Answering Private Linear Queries Adaptively Using the Common Mechanism

When analyzing confidential data through a privacy filter, a data scientist often needs to decide which queries will best support their intended analysis. For example, an analyst may wish to study noisy two-way marginals in a dataset produced by a mechanism M 1 . But, if the data are relatively sparse, the analyst may choose to examine noisy one-way marginals, produced by a mechanism M 2 , instead. Since the choice of whether to use M 1 or M 2 is data-dependent, a typical differentially private workflow is to first split the privacy loss budget ρ into two parts: ρ 1 and ρ 2 , then use the first part ρ 1 to determine which mechanism to use, and the remainder ρ 2 to obtain noisy answers from the chosen mechanism. In a sense, the first step seems wasteful because it takes away part of the privacy loss budget that could have been used to make the query answers more accurate.
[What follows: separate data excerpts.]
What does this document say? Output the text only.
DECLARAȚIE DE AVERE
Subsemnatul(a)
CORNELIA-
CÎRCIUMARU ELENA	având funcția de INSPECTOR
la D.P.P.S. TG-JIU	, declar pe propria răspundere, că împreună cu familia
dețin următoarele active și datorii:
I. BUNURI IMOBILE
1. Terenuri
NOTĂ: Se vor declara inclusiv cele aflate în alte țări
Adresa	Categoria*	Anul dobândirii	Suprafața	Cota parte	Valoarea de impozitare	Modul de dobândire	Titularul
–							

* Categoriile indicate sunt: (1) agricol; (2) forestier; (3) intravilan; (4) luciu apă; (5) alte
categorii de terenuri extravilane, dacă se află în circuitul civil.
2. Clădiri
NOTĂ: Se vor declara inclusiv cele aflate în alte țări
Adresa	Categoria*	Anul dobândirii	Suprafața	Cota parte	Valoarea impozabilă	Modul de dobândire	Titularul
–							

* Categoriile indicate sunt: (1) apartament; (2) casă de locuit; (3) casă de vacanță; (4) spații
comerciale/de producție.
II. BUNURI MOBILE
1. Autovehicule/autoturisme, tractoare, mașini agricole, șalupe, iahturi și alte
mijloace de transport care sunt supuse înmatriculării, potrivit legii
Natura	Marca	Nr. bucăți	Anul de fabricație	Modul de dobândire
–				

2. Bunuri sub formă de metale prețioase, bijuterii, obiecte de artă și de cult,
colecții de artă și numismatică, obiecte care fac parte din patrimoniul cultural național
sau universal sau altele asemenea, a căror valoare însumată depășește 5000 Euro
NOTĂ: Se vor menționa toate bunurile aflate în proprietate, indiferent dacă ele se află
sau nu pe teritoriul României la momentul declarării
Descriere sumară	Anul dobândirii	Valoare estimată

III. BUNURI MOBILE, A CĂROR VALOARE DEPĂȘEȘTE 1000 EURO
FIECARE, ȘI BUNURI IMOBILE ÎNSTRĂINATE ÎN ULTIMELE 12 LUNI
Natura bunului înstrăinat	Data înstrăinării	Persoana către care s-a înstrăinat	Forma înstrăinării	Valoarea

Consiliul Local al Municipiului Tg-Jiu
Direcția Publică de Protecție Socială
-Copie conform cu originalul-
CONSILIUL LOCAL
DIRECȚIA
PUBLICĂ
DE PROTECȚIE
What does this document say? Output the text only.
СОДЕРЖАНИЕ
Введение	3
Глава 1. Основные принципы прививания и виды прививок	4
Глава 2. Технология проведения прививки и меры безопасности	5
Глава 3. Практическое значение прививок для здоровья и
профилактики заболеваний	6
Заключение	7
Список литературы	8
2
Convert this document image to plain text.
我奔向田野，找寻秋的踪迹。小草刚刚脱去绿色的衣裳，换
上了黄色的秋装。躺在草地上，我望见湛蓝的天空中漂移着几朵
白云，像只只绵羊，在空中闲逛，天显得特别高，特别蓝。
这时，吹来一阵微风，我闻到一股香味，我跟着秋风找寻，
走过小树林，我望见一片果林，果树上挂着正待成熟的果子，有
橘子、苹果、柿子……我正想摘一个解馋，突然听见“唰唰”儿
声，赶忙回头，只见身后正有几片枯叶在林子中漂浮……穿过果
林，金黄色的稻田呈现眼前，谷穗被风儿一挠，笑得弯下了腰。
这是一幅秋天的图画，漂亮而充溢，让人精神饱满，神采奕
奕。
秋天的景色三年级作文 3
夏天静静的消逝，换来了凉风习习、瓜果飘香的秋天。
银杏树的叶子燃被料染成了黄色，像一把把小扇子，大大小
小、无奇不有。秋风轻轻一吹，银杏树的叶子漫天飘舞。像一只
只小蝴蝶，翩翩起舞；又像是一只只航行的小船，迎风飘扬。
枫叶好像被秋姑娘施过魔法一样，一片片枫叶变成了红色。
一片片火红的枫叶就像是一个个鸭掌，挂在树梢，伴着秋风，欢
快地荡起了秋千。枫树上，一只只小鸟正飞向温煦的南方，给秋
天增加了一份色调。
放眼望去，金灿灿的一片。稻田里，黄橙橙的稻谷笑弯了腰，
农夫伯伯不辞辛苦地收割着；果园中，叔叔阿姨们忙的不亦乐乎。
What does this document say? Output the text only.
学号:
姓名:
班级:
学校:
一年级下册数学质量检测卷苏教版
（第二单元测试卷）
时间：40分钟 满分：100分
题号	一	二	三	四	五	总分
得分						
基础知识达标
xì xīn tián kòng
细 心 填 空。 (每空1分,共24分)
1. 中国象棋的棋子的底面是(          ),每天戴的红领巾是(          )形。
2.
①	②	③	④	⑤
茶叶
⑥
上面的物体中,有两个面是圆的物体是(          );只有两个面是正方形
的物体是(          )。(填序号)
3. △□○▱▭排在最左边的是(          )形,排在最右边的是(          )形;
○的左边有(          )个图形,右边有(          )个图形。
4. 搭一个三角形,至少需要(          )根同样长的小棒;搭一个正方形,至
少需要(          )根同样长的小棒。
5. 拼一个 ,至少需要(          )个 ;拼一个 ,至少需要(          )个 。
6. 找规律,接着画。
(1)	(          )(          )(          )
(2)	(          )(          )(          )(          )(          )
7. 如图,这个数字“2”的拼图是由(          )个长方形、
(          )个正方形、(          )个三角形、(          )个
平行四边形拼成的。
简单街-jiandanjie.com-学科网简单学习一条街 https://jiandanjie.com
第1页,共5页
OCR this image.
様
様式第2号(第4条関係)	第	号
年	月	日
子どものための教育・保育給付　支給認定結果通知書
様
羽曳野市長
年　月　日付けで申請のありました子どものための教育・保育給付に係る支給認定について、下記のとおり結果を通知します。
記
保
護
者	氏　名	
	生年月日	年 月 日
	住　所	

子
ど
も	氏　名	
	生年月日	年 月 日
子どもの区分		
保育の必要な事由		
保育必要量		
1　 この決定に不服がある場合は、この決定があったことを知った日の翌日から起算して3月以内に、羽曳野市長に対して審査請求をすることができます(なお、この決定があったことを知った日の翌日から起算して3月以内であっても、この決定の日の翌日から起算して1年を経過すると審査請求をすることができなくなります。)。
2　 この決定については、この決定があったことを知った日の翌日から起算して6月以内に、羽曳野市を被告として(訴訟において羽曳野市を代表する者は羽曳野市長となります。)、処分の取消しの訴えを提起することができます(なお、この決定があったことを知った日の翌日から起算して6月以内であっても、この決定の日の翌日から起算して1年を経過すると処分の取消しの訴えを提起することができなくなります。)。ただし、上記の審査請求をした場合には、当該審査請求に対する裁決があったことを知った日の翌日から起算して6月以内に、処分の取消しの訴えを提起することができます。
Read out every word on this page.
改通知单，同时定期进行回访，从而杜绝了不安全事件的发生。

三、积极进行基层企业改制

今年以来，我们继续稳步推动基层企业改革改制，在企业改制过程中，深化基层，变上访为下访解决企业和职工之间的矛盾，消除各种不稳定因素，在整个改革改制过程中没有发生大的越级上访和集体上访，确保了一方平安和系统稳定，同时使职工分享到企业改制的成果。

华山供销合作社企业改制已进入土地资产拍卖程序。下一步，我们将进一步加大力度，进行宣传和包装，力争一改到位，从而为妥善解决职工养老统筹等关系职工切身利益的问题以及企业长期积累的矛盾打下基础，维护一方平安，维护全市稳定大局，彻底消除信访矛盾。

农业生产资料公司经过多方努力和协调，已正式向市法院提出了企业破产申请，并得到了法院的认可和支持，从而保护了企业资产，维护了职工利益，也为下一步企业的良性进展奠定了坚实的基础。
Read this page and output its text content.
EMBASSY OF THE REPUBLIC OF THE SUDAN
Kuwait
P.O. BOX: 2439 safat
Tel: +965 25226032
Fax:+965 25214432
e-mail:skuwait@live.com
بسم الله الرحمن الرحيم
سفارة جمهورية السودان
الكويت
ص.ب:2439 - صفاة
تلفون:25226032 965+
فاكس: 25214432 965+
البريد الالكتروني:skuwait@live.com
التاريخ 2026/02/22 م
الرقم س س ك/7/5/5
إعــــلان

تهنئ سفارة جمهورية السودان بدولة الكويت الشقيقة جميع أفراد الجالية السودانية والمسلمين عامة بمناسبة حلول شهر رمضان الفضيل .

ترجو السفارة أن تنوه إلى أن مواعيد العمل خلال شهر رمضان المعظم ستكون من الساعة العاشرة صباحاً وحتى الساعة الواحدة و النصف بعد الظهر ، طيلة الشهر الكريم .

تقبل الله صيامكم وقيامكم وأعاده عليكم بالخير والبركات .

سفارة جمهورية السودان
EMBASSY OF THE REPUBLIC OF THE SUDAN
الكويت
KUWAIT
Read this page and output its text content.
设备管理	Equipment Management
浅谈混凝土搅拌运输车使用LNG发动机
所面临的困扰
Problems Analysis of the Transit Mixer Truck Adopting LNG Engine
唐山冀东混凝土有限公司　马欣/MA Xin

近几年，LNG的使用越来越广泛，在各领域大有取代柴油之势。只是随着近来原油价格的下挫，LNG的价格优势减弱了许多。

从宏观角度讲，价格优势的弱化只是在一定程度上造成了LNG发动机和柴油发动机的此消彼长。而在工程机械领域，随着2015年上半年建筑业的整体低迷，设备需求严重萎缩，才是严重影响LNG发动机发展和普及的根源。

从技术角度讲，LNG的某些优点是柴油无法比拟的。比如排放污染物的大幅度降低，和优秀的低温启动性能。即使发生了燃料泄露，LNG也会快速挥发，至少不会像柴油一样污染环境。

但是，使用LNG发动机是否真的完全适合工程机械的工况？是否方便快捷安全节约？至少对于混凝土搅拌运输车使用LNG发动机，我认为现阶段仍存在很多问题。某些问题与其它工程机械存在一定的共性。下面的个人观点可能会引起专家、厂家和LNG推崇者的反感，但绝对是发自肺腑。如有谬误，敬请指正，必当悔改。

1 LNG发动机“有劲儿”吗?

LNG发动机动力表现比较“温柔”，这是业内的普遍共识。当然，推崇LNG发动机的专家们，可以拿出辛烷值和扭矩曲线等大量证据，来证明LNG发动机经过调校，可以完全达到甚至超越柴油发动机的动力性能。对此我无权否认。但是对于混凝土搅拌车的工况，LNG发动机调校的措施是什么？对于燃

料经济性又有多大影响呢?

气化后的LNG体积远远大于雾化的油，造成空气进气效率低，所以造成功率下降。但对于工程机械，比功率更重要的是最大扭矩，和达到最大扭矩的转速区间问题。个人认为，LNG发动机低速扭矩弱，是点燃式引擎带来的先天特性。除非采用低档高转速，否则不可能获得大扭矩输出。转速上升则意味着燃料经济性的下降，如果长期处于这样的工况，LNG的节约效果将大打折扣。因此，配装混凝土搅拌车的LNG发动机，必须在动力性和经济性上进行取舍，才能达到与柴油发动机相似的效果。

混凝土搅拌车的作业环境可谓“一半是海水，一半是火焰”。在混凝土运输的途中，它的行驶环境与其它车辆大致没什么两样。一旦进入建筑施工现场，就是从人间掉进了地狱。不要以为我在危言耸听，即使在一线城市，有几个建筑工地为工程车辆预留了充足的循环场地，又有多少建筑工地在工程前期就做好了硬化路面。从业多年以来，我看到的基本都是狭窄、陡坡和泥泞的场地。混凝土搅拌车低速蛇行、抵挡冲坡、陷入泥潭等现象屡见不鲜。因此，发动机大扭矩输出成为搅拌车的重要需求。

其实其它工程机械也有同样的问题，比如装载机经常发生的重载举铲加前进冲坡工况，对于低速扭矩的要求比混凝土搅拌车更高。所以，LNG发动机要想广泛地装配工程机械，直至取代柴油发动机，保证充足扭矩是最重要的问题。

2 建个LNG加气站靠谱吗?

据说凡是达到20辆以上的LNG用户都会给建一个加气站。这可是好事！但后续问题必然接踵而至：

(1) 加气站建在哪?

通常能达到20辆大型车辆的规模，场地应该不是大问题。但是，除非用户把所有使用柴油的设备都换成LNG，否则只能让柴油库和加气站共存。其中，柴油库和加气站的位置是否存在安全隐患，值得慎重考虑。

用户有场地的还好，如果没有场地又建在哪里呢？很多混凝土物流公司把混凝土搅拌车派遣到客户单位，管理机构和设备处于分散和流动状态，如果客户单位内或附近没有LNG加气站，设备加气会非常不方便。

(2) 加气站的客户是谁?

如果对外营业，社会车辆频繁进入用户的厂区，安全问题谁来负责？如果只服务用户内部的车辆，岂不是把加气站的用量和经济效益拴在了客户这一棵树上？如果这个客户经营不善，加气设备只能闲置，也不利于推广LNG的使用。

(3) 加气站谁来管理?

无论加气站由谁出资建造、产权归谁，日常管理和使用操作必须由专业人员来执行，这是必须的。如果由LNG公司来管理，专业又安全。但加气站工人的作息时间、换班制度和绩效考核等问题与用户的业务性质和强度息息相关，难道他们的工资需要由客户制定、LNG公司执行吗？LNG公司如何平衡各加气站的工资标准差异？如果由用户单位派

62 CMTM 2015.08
In this paper, we consider the question of whether the choice between M 1 and M 2 can be performed without wasting any privacy loss budget. For linear queries, we propose a method for decomposing M 1 and M 2 into three parts: (1) a mechanism M * that captures their shared information, (2) a mechanism M′1 that captures information that is specific to M 1 , (3) a mechanism M′2 that captures information that is specific to M 2 . Running M * and M′ 1 together is completely equivalent to running M 1 (both in terms of query answer accuracy and total privacy cost ρ ). Similarly, running M * and M′ 2 together is completely equivalent to running M 2 . Since M * will be used no matter what, the analyst can use its output to decide whether to subsequently run M ′ 1 (thus recreating the analysis supported by M 1 )or M′ 2 (recreating the analysis supported by M 2 ), without wasting privacy loss budget.